ABSTRACT

In the study of inductive reasoning, there has been much debate about the standards for correct solutions to problems. Studies by psychologists have frequently used formalized statistical reasoning as the criterion, and have found the reasoning of ordinary adults to fall short of this standard in many cases. Others, however, have criticized this practice of applying formal standards to everyday reasoning. Some epistemologists have argued that inferential standards must be derived from the intuitions of ordinary adults (L. J. Cohen 1979; 1981, Dennett 1978; 1981; Lycan 1981) or that standards must take into account the trade-offs set by limitations of human capacity (Goldman 1978).
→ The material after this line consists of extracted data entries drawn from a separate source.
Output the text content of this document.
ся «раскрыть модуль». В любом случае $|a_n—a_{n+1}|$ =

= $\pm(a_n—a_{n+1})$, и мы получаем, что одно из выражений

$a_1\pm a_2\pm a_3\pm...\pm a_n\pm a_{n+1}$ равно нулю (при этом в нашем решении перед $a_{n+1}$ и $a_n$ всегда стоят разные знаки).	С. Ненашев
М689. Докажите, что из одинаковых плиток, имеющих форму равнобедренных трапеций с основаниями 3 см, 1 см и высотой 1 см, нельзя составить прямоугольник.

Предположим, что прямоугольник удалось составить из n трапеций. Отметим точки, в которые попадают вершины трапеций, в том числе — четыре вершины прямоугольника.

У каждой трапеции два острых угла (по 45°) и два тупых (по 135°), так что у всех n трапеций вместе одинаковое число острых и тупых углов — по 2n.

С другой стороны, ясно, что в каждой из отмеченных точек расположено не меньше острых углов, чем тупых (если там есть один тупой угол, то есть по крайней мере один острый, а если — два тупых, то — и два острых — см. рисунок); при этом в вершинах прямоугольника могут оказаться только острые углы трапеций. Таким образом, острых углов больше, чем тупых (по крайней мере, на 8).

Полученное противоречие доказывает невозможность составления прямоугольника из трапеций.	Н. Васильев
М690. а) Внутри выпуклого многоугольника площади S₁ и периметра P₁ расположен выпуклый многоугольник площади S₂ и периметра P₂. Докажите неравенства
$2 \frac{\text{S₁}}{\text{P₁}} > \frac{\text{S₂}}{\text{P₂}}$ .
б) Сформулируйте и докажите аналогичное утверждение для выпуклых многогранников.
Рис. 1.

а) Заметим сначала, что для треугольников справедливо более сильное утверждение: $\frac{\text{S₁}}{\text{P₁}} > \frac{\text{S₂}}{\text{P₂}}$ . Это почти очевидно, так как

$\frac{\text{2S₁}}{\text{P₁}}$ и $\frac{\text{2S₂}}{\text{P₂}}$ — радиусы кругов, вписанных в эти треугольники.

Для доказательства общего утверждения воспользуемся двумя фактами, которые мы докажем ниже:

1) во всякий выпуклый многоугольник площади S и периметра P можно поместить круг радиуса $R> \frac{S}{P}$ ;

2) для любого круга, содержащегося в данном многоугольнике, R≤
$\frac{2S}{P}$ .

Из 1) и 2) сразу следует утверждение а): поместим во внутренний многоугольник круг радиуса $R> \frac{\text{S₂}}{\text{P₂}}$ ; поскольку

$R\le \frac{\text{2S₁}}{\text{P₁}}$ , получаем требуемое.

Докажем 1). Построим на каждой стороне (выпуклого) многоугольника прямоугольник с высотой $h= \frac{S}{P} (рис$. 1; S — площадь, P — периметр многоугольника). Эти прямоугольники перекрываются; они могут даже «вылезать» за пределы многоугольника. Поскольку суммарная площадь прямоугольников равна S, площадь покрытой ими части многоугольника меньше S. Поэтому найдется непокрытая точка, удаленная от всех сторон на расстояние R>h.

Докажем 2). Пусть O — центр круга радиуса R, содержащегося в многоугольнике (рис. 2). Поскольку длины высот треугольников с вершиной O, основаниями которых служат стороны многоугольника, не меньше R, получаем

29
The following quotations illustrate these views. “Our fundamental epistemic principles and habits, whatever ones they turn out to be exactly, are good principles, in that they are the ones that a wise and benevolent Mother Nature would have endowed us with, given Her antecedent choices of materials and overall anatomical structure” (Lycan 1981, p. 345). “Ordinary human reasoning – by which I mean the reasoning of adults who have not been systematically educated in any branch of logic or probability theory – cannot be held to be faultily programmed: it sets its own standards” (L. J. Cohen 1981, p. 317). “Advice in matters intellectual, as in other matters, should take account of the agent's capacities. There is no point in recommending procedures that cognizers cannot follow or prescribing results that cognizers cannot attain” (Goldman 1978, p. 510).